Légitime défense ou dérive sécuritaire?

 "Je n'ai voulu ni blesser, ni tuer" répète Marie-José Garnier en roulant des yeux ronds . Sur le terrain les hommes du commissaire Bailleul travaillent vite et bien. Ils procèdent à onze interpellations, retrouvent pas moins de trois armes de 2e catégorie chez le boulanger: un fusil à pompe, un pistolet à grenaille et un pistolet automatique. Les beurs rémois sont en colère, défilent devant le palais de justice et le commissariat, investissent les locaux de l'union. Des associations montent au créneau.

 Dans la France de 1989 le délit de faciès est trop souvent un passeport pour la violence et le crime racial" commente  le mouvement contre le racisme et pour l'amitié entre les peuples (MRAP). 

 -" Ali Rafa est mort pour rien: une fois encore, un jeune issu de l'immigration vient d'être victime d'un crime sécuritaire" ajoute SOS racisme présidé par Harlem Désir.

Me Garaud et Voisin , avocats de la boulangère parlent de " vol qui a dégénéré" , invoquent la " légitime défense" . Me Ludot pour la partie civile estime que " les jeunes ont été agressés en premier" .

Inculpée d'homicide involontaire, Marie-Josée Garnier est placée sous mandat de dépôt tandis que les cinq jeunes qui accompagnaient Ali Rafa dans la boulangerie, inculpés de vols, dégradations et voie de faits sont laissés en liberté sous contrôle judiciaire.

 Les commerçants dénoncent l'insécurité de leurs conditions de travail. Ils  se mobilisent, créent un comité de soutien , demandent " la libération de la boulangère" . Flairant la bonne aubaine, le Front National reprend à son compte le mot insécurité, parle de " racisme à l'envers" , constitue un comité de défense national.

 Le président de l'Union des commerçants et artisans rémois ne croit pas à un problème racial, " mais à un problème de société" .

 

Aller retour à la prison

 Incarcérée le 13 février, Marie Josée Garnier est remise en liberté quinze jours plus tard  par le juge Jean-Marie Lion. Le comité des amis d'Ali indigné, y voit à l'image d'un " incompréhensible dérapage de la Justice , (...), un affront pour les jeunes d'origine maghrébine." Le parquet fait appel de la décision.

 La chambre d'accusation suit le parquet et la cour d'appel ordonne le 16 mars la réincarcération provisoire de la boulangère " par crainte de trouble de l'ordre public" .

  A peine trois mois plus tard, la Cour de cassation casse l'arrêt de la chambre d'accusation de la cour d'appel: Marie Josée Garnier est remise en liberté. Elle retourne dans son Poitou-Charentes natal, en attente de son procès.

 Ce n'en est pas fini des  épisodes judicaires. Le garde des sceaux Pierre Arpaillange, en personne, avait déjà porté plainte contre Me Garaud pour " diffamation contre un fonctionnaire en l'exercice de ses fonctions" : en l'occurence le substitut du procureur  Naïma Datou Saïb  qui avait, (lui reprochait-on)  fait appel contre l'ordonnance de mise en liberté de sa cliente au prétexte qu'elle " était très proche des milieux maghrébins"

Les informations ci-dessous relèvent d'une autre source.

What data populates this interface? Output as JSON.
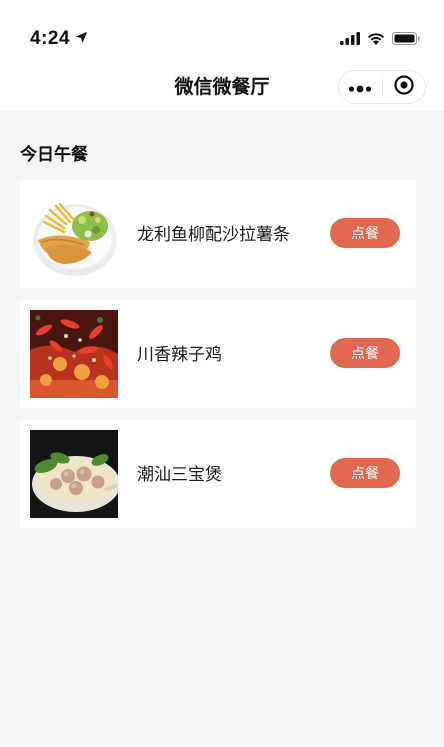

 Une première: un député FN: Michel Collinot qui avait cru intelligent  de dire  que " Mme Garnier avait été victime de la pègre importée" est condamné à 1F de dommages et intérêts et 1.500F d'amende

 Plus d'une année de procédure est nécessaire pour dire si l'acte commis le 12 février 1989 par Marie-José Garnier, est un " homicide volontaire" relevant de la cour d'assises , ou " des coups ayant entraîné la mort sans intention de la donner " .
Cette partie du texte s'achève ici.